La accesibilidad, por su parte, tiene que ver con los famosos y sin embargo, tan poco usados, lenguajes de interrogación, o vocabularios controlados. Más de 21 millones de registros (caso hoy de PubMed) o cerca de 30 (caso de Embase) serían inmanejables hace tiempo sin esos lenguajes. Porque no basta con poner límites, por razonados y pertinentes que sean, a nuestras búsquedas de información.
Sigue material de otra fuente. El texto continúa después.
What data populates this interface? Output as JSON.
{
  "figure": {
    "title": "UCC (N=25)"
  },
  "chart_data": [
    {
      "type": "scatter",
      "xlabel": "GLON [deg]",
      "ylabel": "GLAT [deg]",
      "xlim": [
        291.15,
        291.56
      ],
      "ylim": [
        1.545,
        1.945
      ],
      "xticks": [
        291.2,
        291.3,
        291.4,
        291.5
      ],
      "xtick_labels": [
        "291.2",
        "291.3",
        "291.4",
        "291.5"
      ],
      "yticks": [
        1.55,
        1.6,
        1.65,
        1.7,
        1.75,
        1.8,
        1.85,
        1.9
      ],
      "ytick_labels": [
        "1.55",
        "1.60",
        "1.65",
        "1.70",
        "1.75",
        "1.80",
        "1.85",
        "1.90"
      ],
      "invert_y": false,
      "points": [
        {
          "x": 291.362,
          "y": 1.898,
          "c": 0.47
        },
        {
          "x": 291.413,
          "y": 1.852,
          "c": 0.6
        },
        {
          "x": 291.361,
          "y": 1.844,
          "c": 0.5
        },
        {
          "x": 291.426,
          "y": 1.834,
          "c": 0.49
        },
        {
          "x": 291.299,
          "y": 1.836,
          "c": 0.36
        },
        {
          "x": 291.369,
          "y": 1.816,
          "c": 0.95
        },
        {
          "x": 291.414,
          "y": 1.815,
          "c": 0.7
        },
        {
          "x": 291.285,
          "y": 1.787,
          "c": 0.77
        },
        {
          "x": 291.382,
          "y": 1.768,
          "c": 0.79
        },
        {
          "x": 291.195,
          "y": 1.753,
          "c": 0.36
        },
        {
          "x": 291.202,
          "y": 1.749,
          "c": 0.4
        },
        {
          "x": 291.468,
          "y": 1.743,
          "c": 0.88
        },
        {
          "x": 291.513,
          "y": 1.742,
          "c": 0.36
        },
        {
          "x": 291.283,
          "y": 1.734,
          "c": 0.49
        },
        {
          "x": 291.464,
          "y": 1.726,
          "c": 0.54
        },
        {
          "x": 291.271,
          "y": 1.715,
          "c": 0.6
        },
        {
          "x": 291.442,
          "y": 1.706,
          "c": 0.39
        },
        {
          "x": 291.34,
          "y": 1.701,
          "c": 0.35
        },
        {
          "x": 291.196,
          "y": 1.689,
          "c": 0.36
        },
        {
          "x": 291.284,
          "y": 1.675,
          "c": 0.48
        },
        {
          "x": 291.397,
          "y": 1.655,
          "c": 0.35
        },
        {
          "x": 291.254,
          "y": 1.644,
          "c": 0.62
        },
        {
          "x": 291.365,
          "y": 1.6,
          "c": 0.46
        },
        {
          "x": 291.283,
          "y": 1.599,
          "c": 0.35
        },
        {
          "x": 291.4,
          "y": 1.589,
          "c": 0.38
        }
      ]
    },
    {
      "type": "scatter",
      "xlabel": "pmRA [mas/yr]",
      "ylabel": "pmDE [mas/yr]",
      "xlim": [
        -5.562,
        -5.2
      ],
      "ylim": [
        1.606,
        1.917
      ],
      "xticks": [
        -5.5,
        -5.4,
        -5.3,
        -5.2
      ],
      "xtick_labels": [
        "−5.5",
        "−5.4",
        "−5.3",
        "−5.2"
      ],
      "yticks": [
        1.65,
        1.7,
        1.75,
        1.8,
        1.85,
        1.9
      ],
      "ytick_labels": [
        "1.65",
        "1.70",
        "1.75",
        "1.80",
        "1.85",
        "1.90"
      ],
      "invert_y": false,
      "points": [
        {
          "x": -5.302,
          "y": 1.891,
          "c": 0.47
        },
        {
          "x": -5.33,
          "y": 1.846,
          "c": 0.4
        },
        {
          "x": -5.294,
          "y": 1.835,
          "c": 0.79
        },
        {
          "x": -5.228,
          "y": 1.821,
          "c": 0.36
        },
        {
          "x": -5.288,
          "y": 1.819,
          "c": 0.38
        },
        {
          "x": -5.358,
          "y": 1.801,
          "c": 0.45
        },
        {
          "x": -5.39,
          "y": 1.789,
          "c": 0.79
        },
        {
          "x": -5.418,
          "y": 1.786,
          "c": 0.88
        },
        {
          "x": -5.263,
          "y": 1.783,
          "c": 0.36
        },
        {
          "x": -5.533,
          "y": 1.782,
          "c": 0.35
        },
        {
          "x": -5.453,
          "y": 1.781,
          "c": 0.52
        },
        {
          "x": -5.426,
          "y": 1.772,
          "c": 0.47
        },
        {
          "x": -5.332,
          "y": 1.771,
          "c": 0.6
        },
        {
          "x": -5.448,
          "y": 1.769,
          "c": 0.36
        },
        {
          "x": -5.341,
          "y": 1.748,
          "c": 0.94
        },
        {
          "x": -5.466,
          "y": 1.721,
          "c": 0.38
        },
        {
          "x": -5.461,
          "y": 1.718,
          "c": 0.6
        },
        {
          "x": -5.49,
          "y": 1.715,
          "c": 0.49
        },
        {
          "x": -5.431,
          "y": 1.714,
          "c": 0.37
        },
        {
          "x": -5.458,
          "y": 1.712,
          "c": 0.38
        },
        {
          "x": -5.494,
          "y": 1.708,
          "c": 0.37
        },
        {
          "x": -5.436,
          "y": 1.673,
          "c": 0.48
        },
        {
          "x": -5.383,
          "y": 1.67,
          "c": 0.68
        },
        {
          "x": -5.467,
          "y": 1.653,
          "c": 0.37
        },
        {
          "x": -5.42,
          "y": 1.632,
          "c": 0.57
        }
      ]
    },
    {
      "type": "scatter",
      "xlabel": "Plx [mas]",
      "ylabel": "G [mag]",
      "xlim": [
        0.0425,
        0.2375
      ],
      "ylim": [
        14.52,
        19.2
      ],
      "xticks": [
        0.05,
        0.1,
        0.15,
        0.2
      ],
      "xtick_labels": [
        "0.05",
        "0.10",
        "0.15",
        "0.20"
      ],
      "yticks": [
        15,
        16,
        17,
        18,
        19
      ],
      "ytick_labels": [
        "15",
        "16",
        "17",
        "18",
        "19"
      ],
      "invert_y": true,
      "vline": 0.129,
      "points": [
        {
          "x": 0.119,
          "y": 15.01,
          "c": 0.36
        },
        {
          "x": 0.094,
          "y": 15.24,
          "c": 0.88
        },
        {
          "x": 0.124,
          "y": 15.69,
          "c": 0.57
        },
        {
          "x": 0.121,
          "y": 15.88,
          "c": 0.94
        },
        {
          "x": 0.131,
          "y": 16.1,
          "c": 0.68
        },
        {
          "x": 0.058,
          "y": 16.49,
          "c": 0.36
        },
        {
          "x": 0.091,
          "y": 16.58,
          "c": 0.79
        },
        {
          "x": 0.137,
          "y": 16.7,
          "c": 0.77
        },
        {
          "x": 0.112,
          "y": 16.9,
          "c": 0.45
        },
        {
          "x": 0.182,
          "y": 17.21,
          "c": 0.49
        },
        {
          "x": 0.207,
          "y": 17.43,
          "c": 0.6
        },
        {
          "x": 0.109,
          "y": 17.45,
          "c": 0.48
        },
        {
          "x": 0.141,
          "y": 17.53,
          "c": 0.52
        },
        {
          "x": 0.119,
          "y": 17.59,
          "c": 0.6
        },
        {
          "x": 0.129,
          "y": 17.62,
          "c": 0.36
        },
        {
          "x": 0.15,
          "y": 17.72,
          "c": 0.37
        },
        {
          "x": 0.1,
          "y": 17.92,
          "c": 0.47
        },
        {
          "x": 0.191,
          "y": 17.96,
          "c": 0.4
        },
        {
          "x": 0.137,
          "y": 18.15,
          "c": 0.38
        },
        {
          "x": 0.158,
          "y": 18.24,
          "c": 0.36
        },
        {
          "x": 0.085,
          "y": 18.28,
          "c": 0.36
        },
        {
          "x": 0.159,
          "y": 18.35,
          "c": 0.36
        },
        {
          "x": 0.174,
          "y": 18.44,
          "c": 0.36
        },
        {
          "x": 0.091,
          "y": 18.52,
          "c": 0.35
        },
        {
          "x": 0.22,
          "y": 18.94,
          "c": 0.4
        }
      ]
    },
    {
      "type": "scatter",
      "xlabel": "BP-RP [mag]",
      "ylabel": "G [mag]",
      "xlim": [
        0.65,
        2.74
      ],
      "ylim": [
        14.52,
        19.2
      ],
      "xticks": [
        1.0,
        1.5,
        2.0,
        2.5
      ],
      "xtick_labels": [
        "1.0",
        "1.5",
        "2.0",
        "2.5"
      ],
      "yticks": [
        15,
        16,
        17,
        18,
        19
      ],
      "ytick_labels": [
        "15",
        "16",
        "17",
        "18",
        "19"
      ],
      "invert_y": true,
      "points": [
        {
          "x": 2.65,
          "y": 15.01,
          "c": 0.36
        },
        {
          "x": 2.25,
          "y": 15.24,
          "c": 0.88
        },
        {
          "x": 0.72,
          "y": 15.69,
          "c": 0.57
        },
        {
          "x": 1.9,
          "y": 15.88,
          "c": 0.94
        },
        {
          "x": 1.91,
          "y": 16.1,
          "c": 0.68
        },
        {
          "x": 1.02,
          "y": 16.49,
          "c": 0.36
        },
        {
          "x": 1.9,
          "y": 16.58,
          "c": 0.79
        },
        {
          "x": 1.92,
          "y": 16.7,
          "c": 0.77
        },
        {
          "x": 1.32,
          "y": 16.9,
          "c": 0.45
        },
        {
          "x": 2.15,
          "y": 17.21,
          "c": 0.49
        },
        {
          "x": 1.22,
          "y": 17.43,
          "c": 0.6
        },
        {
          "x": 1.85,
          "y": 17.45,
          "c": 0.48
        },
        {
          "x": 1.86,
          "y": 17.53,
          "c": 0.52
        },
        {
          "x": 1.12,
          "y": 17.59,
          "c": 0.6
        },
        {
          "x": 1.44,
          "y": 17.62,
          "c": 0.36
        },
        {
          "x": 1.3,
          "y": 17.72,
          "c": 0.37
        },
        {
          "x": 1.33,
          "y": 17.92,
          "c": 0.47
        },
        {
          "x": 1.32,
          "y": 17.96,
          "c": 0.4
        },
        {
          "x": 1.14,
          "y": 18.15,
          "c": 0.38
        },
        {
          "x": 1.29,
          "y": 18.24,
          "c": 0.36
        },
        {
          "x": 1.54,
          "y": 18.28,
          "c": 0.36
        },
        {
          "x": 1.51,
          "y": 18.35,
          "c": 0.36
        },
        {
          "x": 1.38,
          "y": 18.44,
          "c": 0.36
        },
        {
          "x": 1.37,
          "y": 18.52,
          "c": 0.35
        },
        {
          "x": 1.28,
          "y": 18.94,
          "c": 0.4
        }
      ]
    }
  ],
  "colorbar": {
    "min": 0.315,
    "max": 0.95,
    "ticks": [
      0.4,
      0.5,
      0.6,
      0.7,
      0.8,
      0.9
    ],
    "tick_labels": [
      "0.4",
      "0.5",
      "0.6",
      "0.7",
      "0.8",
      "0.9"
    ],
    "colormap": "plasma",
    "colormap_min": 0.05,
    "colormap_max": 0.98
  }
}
La pregunta tiene que ser además todo lo precisa posible: qué aspectos nos interesa analizar y qué aspectos no, qué relaciones, qué inferencias, qué deducciones queremos hacer y cuáles no, qué ámbito, qué tipo de publicación, qué tipo de estudio, qué población, y todo aquello que consideremos susceptible de aportar información sustancial al problema en cuestión, y susceptible consiguientemente de esbozar una respuesta, la mejor respuesta, la única, si es posible, a nuestra pregunta. Por eso, cuando nos limitamos a utilizar los buscadores de internet, o incluso los formularios de búsqueda de la mayoría de las bases de datos bibliográficas, que van poco más allá de combinar distintos campos de información o calcular la proximidad y repetición (occurrences) de un término en un texto (búsquedas muy intuitivas nos suelen decir para tranquilizarnos, consiguiendo naturalmente el efecto contrario) estamos muy lejos de obtener la información que realmente necesitaríamos. Y es que Internet resuelve los problemas, pero no los soluciona.